The vector dot product calculator comes in handy when you are solving vector multiplication problems. Instead of calculating the dot product by hand, you can simply input the components of two vectors into this tool and let it do the math for you. Keep reading to learn what dot product formula our calculator uses, or switch to the cross product calculator.

## Vector multiplication types

There are two main types of vector multiplication: the dot product (also called the scalar product), denoted with the symbol "**·**", and the cross product, denoted with the symbol "**×**". The main difference is that the product of the dot operation is a single number, while the product of the cross operation is a vector.

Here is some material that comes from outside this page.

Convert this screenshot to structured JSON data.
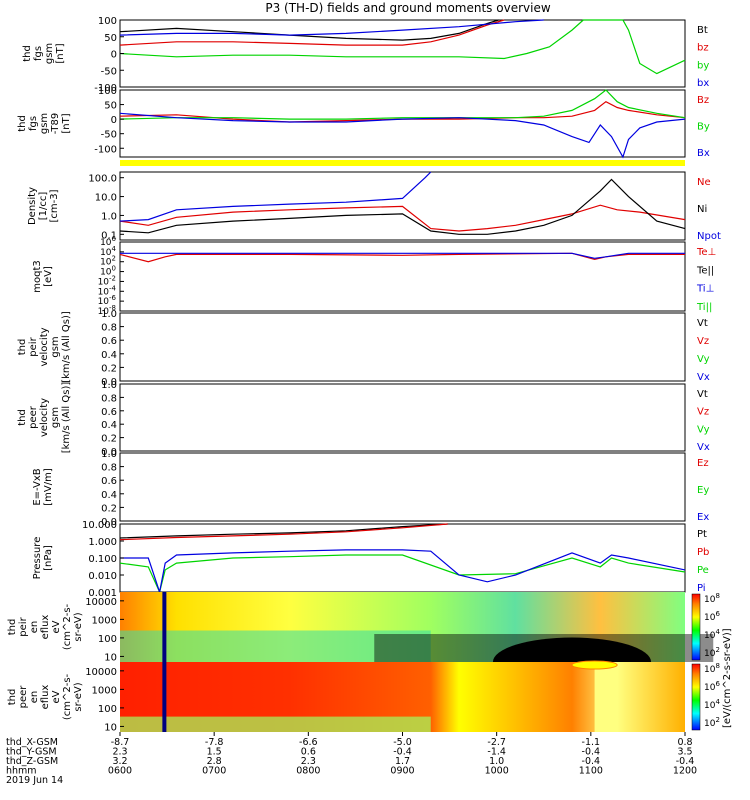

## What is the dot product formula?

Let's assume that all our calculations will be performed in a 3D space. That means that every vector can be written down using three components:

`a = [a₁, a₂, a₃]`

`b = [b₁, b₂, b₃]`

Geometrically, the dot product is described as the product of the vectors' magnitudes multiplied by the cosine of the angle between them. It can be expressed as an equation:

`a·b = |a| * |b| * cosθ`

If you are not sure what is the magnitude of a vector or how to calculate it, head to the unit vector calculator for more details on the subject.

You can probably notice that if the angle between two vectors is equal to 90°, then the scalar product will always be equal to 0, regardless of the vectors' magnitudes. Similarly, if the angle is equal to 0° (the vectors are collinear), then the dot product is found by multiplying the multitudes only.

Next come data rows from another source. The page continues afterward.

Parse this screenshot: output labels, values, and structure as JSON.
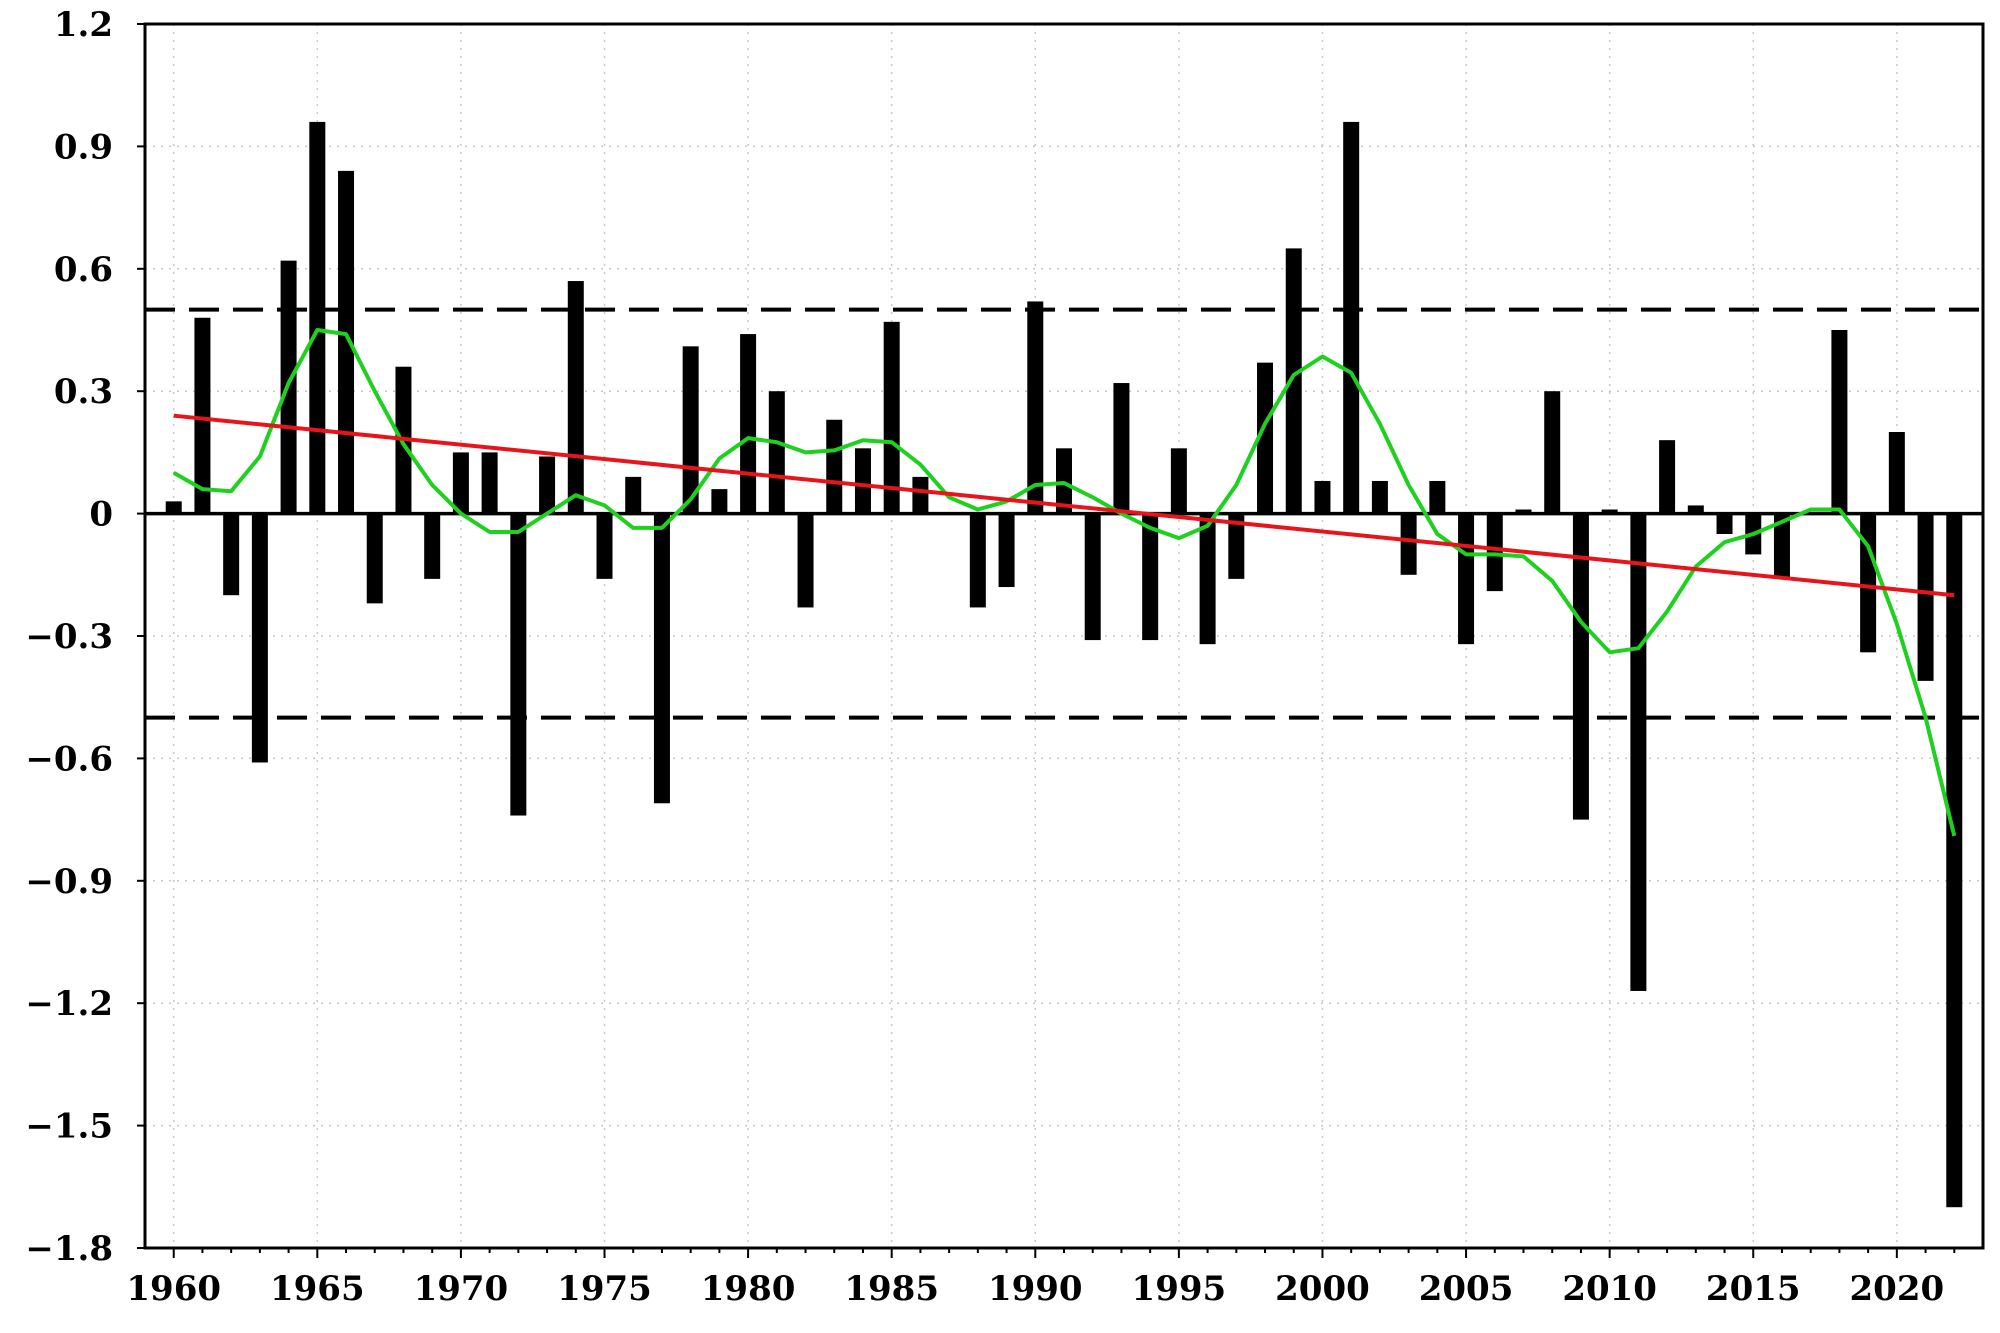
{
  "chart_data": {
    "type": "bar",
    "title": "",
    "xlabel": "",
    "ylabel": "",
    "xlim": [
      1959,
      2023
    ],
    "ylim": [
      -1.8,
      1.2
    ],
    "x_ticks": [
      "1960",
      "1965",
      "1970",
      "1975",
      "1980",
      "1985",
      "1990",
      "1995",
      "2000",
      "2005",
      "2010",
      "2015",
      "2020"
    ],
    "y_ticks": [
      "1.2",
      "0.9",
      "0.6",
      "0.3",
      "0",
      "−0.3",
      "−0.6",
      "−0.9",
      "−1.2",
      "−1.5",
      "−1.8"
    ],
    "y_tick_values": [
      1.2,
      0.9,
      0.6,
      0.3,
      0,
      -0.3,
      -0.6,
      -0.9,
      -1.2,
      -1.5,
      -1.8
    ],
    "grid": "dotted",
    "reference_lines": [
      0.5,
      -0.5
    ],
    "bars": {
      "color": "#000000",
      "years": [
        1960,
        1961,
        1962,
        1963,
        1964,
        1965,
        1966,
        1967,
        1968,
        1969,
        1970,
        1971,
        1972,
        1973,
        1974,
        1975,
        1976,
        1977,
        1978,
        1979,
        1980,
        1981,
        1982,
        1983,
        1984,
        1985,
        1986,
        1987,
        1988,
        1989,
        1990,
        1991,
        1992,
        1993,
        1994,
        1995,
        1996,
        1997,
        1998,
        1999,
        2000,
        2001,
        2002,
        2003,
        2004,
        2005,
        2006,
        2007,
        2008,
        2009,
        2010,
        2011,
        2012,
        2013,
        2014,
        2015,
        2016,
        2017,
        2018,
        2019,
        2020,
        2021,
        2022
      ],
      "values": [
        0.03,
        0.48,
        -0.2,
        -0.61,
        0.62,
        0.96,
        0.84,
        -0.22,
        0.36,
        -0.16,
        0.15,
        0.15,
        -0.74,
        0.14,
        0.57,
        -0.16,
        0.09,
        -0.71,
        0.41,
        0.06,
        0.44,
        0.3,
        -0.23,
        0.23,
        0.16,
        0.47,
        0.09,
        0.0,
        -0.23,
        -0.18,
        0.52,
        0.16,
        -0.31,
        0.32,
        -0.31,
        0.16,
        -0.32,
        -0.16,
        0.37,
        0.65,
        0.08,
        0.96,
        0.08,
        -0.15,
        0.08,
        -0.32,
        -0.19,
        0.01,
        0.3,
        -0.75,
        0.01,
        -1.17,
        0.18,
        0.02,
        -0.05,
        -0.1,
        -0.16,
        0.0,
        0.45,
        -0.34,
        0.2,
        -0.41,
        -1.7
      ]
    },
    "series": [
      {
        "type": "line",
        "color": "#e8141b",
        "x": [
          1960,
          2022
        ],
        "values": [
          0.24,
          -0.2
        ]
      },
      {
        "type": "line",
        "color": "#1fd11f",
        "x": [
          1960,
          1961,
          1962,
          1963,
          1964,
          1965,
          1966,
          1967,
          1968,
          1969,
          1970,
          1971,
          1972,
          1973,
          1974,
          1975,
          1976,
          1977,
          1978,
          1979,
          1980,
          1981,
          1982,
          1983,
          1984,
          1985,
          1986,
          1987,
          1988,
          1989,
          1990,
          1991,
          1992,
          1993,
          1994,
          1995,
          1996,
          1997,
          1998,
          1999,
          2000,
          2001,
          2002,
          2003,
          2004,
          2005,
          2006,
          2007,
          2008,
          2009,
          2010,
          2011,
          2012,
          2013,
          2014,
          2015,
          2016,
          2017,
          2018,
          2019,
          2020,
          2021,
          2022
        ],
        "values": [
          0.1,
          0.06,
          0.055,
          0.14,
          0.32,
          0.45,
          0.44,
          0.3,
          0.17,
          0.07,
          0.0,
          -0.045,
          -0.045,
          0.0,
          0.045,
          0.02,
          -0.035,
          -0.035,
          0.035,
          0.135,
          0.185,
          0.175,
          0.15,
          0.155,
          0.18,
          0.175,
          0.12,
          0.04,
          0.01,
          0.03,
          0.07,
          0.075,
          0.04,
          0.0,
          -0.035,
          -0.06,
          -0.03,
          0.07,
          0.22,
          0.34,
          0.385,
          0.345,
          0.22,
          0.07,
          -0.05,
          -0.1,
          -0.1,
          -0.105,
          -0.165,
          -0.265,
          -0.34,
          -0.33,
          -0.24,
          -0.13,
          -0.07,
          -0.05,
          -0.02,
          0.01,
          0.01,
          -0.08,
          -0.27,
          -0.5,
          -0.79
        ]
      }
    ]
  }
}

Algebraically, it is a sum of products of the vectors' components. For three-component vectors, the dot product formula looks as follows:

`a·b = a₁ * b₁ + a₂ * b₂ + a₃ * b₃`

In a space that has more than three dimensions, you simply need to add more terms to the summation. If, on the other hand, you want to multiply vectors in a 2D space, you have to omit the third term of the formula.

## Determining the vector dot product

So, how does our vector multiplication calculator work? Follow this step-by-step example to get a better understanding of the principle behind this process.

- Choose your vector
**a**. For example, we will take a = [4, 5, -3]. - Choose your vector
**b**. Let's assume it is equal to b = [1, -2, -2]. - Calculate the product of the first components of each vector. In this case, it is equal to
`4 * 1 = 4`

. - Calculate the product of the second (middle) components of each vector. In this case, it is equal to
`5 * (-2) = -10`

. - Calculate the product of the third components of each vector. In this case, it is equal to
`(-3) * (-2) = 6`

. - Add all of these results together to find the dot product of the vectors
**a**and**b**.

`4 + (-10) + 6 = 0`

The result is 0. This is the scalar product of these two vectors. It means that they are perpendicular to each other (the angle between them is equal to 90°).